On the walnut dresser with its silver-backed, unused “toilet set” were photographs, framed montages of snapshots, and a delicate miniature of an equally delicate little girl of four, with blonde, wispy hair and her mother’s cheekbones. Upon another table near the curve of the bay window were more photographs, hiding each other in their profusion. There were portraits of the family showing a tall dark girl and a boy who might have been her twin, and a smaller round-cheeked girl perched on her father’s lap. There were graduation pictures, pictures of Virginia and Charlie and Elsie on show horses, each holding a ribbon in a chubby gloved hand. There was a wedding picture of Virginia and Jeff, young, glowing, and solemn. Near the back was an enlarged snapshot of Jeff, with blanketed legs, in a wheel chair, Virginia smiling down at him almost obscured by the fall of dark hair around her face. A smaller, drop-leaf table against the wall showed two portraits of Virginia and Jeff, both in graduation cap and gown, and above, simply framed, were the acknowledgments that in the judgment of certain persons they were qualified and had received the degree of Master of Arts. In a small recess of shelves were several gold cups, a miniature sailing craft in bronze, a pair of crossed fencing foils, and an uncarved piece of white jade.
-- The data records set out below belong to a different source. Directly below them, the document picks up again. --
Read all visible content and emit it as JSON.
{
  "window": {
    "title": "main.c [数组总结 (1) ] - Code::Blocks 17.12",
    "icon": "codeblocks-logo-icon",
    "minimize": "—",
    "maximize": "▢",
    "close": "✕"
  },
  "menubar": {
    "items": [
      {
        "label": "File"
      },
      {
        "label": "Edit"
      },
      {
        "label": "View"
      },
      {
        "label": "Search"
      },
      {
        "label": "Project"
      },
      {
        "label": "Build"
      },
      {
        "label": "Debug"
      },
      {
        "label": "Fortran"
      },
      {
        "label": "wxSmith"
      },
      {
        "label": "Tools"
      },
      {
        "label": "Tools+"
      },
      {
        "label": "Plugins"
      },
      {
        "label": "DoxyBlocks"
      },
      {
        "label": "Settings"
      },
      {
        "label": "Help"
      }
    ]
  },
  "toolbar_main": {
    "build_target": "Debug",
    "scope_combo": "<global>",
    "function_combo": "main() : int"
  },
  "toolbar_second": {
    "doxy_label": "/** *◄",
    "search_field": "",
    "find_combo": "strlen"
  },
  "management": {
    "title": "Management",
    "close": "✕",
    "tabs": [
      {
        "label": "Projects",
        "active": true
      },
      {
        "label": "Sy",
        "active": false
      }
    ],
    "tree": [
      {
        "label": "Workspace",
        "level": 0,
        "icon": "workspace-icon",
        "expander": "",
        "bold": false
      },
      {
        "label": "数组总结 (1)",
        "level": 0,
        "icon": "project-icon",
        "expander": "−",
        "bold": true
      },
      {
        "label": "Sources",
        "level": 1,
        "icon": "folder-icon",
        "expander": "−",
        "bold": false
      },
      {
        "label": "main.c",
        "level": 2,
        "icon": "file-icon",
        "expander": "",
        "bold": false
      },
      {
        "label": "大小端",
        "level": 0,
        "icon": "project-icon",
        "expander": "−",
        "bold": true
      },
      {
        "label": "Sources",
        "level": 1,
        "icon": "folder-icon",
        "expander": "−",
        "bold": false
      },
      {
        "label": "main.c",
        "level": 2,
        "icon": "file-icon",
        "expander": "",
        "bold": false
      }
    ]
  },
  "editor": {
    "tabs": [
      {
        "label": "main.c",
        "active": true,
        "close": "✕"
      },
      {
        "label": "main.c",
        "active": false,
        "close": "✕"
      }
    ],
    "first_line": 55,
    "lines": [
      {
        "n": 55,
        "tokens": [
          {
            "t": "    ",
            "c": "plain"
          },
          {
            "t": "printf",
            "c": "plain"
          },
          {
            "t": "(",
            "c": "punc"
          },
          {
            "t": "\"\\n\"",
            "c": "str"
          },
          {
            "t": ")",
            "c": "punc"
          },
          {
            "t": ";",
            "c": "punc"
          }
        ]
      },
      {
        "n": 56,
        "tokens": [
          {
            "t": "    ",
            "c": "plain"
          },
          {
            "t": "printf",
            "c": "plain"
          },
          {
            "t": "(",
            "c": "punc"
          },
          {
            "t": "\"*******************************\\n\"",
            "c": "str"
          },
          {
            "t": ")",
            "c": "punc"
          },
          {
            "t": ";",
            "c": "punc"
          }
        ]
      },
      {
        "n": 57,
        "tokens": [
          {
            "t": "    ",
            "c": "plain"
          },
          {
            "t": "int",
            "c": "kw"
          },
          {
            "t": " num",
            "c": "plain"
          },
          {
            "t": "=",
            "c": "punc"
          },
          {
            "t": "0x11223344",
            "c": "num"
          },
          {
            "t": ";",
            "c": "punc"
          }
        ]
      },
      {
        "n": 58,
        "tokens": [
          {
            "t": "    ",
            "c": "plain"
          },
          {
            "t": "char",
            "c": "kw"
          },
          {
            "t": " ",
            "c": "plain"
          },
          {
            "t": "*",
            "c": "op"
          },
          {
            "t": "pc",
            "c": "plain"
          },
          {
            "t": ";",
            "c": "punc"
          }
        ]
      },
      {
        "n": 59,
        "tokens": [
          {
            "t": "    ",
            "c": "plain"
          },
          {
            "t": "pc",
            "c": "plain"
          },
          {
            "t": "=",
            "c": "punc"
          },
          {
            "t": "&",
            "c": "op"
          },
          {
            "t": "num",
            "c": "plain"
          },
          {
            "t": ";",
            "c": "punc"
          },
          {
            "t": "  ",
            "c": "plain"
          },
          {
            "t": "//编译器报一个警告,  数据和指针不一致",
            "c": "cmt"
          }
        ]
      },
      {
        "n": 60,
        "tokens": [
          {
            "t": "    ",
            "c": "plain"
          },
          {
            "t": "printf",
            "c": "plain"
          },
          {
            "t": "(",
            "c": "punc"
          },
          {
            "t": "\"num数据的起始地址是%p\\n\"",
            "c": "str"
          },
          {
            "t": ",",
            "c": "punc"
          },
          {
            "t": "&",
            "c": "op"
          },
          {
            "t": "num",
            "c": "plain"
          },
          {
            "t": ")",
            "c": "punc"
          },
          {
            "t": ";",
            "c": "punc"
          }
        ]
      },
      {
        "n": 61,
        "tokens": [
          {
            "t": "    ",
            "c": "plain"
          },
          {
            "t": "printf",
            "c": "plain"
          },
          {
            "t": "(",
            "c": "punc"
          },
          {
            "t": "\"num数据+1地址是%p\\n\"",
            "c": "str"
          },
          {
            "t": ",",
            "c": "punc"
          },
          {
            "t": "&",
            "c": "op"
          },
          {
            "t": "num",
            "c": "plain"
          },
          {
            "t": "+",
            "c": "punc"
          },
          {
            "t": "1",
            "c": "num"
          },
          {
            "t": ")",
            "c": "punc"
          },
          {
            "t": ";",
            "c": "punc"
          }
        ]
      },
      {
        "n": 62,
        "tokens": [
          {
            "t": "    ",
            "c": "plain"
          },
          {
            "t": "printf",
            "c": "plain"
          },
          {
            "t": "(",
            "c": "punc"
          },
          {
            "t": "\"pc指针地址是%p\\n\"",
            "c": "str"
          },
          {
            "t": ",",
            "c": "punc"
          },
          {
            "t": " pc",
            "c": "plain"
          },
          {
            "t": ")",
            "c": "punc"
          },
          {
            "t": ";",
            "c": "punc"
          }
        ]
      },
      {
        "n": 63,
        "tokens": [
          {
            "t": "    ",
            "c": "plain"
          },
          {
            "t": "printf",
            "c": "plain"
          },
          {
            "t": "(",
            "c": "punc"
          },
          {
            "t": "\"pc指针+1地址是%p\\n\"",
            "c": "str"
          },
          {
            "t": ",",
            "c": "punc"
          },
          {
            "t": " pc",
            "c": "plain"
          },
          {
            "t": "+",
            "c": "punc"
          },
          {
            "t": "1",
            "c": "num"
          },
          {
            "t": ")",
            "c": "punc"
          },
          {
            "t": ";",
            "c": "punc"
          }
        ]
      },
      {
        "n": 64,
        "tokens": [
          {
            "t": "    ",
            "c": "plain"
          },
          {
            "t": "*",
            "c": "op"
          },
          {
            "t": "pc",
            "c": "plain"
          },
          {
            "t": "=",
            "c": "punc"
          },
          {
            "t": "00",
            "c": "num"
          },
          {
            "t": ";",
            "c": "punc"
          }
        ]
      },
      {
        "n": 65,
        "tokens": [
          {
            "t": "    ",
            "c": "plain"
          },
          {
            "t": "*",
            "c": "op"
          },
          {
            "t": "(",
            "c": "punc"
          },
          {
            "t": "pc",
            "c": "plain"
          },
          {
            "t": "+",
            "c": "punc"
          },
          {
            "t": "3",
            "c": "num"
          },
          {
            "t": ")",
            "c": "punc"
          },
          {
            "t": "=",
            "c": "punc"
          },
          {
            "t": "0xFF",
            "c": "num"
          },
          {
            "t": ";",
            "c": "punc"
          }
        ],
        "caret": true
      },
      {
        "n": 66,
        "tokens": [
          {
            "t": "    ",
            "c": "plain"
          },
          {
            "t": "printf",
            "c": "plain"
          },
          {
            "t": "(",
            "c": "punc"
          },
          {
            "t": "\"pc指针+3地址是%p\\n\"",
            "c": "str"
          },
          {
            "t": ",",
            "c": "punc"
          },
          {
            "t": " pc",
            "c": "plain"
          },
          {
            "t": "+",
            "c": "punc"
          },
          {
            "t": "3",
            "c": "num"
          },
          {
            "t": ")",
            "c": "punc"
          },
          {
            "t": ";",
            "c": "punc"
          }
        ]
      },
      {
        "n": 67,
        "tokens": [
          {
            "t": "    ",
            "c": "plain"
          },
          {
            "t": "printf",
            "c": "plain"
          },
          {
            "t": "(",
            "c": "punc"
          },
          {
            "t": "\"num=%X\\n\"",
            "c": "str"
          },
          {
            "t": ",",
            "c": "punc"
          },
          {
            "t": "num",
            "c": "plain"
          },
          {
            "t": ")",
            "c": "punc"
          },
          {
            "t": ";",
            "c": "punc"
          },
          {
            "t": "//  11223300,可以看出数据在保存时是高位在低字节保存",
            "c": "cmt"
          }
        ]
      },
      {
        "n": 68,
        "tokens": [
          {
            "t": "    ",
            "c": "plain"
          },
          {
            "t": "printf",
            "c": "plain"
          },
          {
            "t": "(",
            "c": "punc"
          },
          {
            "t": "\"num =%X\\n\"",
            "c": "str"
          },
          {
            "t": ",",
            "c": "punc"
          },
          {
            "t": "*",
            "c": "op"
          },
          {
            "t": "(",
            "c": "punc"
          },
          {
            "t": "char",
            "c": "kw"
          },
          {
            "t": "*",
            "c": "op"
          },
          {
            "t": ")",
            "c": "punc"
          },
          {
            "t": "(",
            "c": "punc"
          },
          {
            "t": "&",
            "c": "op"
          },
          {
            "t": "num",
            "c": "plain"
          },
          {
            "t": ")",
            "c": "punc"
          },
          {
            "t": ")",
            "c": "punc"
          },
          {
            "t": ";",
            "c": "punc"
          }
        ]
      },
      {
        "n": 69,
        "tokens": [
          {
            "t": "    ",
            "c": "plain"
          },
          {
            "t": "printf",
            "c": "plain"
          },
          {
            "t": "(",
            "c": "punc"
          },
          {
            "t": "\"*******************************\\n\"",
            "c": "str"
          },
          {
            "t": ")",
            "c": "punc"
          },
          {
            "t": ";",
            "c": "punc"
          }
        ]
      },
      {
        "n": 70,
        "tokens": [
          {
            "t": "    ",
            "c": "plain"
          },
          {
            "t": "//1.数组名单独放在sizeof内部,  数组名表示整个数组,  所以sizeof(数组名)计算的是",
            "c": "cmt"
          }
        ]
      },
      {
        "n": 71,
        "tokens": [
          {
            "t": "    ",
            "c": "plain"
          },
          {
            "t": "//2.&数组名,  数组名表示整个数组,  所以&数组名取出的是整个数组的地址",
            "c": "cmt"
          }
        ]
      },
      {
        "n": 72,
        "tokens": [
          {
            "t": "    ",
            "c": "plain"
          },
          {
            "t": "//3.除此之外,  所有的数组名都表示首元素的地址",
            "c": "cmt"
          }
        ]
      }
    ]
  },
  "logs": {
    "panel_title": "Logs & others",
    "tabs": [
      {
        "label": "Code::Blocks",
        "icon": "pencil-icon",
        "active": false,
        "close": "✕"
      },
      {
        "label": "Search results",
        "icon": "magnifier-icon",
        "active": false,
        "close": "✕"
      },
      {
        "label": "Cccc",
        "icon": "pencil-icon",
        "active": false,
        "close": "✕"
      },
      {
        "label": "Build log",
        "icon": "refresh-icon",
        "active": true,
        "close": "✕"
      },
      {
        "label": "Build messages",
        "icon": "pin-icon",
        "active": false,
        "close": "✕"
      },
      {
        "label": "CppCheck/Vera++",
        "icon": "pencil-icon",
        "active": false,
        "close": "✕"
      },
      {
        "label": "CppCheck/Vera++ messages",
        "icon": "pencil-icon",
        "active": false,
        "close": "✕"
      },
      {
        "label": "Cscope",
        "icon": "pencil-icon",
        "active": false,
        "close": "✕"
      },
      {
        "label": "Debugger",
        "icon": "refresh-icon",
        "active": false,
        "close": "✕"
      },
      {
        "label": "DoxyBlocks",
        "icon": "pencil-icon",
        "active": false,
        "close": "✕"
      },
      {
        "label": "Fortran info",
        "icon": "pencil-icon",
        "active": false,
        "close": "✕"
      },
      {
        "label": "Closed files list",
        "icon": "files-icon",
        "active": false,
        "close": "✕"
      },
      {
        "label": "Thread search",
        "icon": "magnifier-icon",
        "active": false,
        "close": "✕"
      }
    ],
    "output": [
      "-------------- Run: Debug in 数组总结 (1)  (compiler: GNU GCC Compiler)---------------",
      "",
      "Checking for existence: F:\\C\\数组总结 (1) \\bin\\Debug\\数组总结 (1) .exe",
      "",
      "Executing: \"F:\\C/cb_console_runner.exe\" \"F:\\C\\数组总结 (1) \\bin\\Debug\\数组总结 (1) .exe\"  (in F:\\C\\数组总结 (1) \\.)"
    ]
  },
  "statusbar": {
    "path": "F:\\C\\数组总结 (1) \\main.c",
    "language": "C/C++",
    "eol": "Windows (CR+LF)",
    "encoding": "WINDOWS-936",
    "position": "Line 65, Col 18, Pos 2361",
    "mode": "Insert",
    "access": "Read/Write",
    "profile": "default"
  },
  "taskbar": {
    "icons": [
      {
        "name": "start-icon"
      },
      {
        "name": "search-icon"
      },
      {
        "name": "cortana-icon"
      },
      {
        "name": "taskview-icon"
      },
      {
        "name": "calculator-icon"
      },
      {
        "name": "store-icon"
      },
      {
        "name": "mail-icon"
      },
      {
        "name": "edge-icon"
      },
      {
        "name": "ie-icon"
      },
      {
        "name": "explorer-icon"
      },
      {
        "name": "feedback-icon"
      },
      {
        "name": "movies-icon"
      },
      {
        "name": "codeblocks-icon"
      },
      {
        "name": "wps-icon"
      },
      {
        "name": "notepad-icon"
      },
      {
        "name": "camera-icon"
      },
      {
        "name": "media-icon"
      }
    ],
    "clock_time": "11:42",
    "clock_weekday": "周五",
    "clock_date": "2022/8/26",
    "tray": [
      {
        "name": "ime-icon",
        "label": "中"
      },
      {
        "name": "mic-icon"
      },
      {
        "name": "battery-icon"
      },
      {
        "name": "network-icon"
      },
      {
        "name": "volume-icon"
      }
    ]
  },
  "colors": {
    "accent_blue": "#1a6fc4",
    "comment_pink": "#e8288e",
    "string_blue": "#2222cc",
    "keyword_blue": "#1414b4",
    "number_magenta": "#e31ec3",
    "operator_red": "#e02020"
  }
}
Virginia ran a thumb over the soft cool side of the jade, picked it up, and blew gently at some non-existent dust. Carrying it between her palms caressingly, she moved toward the recessed bay window. The setting sun cast crimson and gold reflections on the river, and the eastern sky, full of the departing storm clouds, was the color of lilacs. The slow four-note syncopation of a mourning dove accented the silence, and Virginia whispered the childhood imitation of its song: “I—mourn—my love.” To the right, and below the high Point with its crown of scrub pine, the ebb tide drew the river to the sea, welcomed it and made it belong. It was a time of day when Virginia could yield to memories of grief. Everything was in harmony, for a small interval of time. There was nothing to urge her to “forget, forget”—to be up and about—“life must go on.” Obligations to live, to work at living, could be suspended in a dreamlike unemotional surveyal. She could look at the distant silver of ocean and share its knowledge of the bodies of her husband and child. The image of a night on the rocky beach with searchlights and the wind-torn shreds of shouting came back with less intensity of sound than the dove’s repeated “I—mourn—my love.”